With the Los Angeles chapter of the NAACP having given Donald Sterling a major lifetime humanitarian award in the past – and its willingness to do so again this month, until controversy overtook events after Sterling’s racial comments dominated the news – it proves to me what concerned blacks and others have largely held to themselves for a long time: the credibility of the NAACP could be for sale to the highest bidder.

When Sterling was last feted by the NAACP’s Los Angeles affiliate, he was in the midst of negotiations with the U.S. Department of Justice over accusations he discriminated against minorities in apartment rentals.  This year, he was set to share the stage with the mayor of Los Angeles and Al Sharpton even though there was the factor of this settlement with the Justice Department and further accusations that his ownership style with the Clippers created a “plantation mentality.”
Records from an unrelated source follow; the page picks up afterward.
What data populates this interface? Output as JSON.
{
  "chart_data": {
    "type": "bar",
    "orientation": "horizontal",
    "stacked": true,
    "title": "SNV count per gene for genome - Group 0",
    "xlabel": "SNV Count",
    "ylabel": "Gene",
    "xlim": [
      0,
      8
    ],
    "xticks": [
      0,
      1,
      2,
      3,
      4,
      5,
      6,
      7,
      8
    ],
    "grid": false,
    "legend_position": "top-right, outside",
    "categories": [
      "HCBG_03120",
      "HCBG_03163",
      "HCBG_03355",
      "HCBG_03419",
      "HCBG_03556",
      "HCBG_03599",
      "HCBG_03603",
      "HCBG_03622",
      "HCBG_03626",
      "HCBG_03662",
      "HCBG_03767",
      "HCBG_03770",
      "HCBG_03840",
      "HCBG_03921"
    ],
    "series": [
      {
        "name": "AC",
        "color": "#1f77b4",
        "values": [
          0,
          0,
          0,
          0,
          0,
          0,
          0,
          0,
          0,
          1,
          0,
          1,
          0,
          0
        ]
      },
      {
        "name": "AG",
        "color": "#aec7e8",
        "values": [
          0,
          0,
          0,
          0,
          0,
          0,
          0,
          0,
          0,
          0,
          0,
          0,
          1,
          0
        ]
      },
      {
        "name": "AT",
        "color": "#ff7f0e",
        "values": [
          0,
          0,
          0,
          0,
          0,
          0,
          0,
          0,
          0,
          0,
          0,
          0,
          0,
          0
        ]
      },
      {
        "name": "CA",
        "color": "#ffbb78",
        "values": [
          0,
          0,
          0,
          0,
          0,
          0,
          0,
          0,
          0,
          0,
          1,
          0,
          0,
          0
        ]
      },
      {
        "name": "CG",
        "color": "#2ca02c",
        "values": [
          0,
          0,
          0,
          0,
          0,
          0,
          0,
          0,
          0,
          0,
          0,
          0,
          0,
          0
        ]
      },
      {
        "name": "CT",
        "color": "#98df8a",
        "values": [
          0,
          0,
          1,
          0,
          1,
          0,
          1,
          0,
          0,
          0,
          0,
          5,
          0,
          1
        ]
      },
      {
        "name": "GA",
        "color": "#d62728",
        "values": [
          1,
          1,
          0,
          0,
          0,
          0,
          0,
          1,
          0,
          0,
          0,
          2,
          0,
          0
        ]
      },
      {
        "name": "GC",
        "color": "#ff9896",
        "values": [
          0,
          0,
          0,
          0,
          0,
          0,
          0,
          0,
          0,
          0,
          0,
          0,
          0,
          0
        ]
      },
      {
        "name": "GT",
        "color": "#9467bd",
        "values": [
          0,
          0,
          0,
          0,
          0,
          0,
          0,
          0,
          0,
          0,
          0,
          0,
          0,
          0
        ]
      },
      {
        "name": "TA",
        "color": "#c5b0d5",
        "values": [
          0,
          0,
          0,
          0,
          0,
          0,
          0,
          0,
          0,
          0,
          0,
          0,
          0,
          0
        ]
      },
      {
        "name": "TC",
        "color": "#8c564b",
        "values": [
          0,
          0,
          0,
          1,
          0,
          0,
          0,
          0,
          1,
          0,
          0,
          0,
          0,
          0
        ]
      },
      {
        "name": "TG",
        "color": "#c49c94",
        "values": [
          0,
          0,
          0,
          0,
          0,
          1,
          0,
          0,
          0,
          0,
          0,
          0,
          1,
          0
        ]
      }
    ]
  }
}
When the people demanded action in the wake of the comments Sterling made to his then-girlfriend becoming public knowledge, what the NAACP planned to do became very relevant because it appears to show that they were willing to look the other way for years as long as Sterling donated to progressive causes.

The outrage from the civil rights establishment to the Los Angeles NAACP and now-former chapter president Leon Jenkins could be seen as a calculated response to the exposure of the real and inappropriate connection between Donald Sterling and the political left.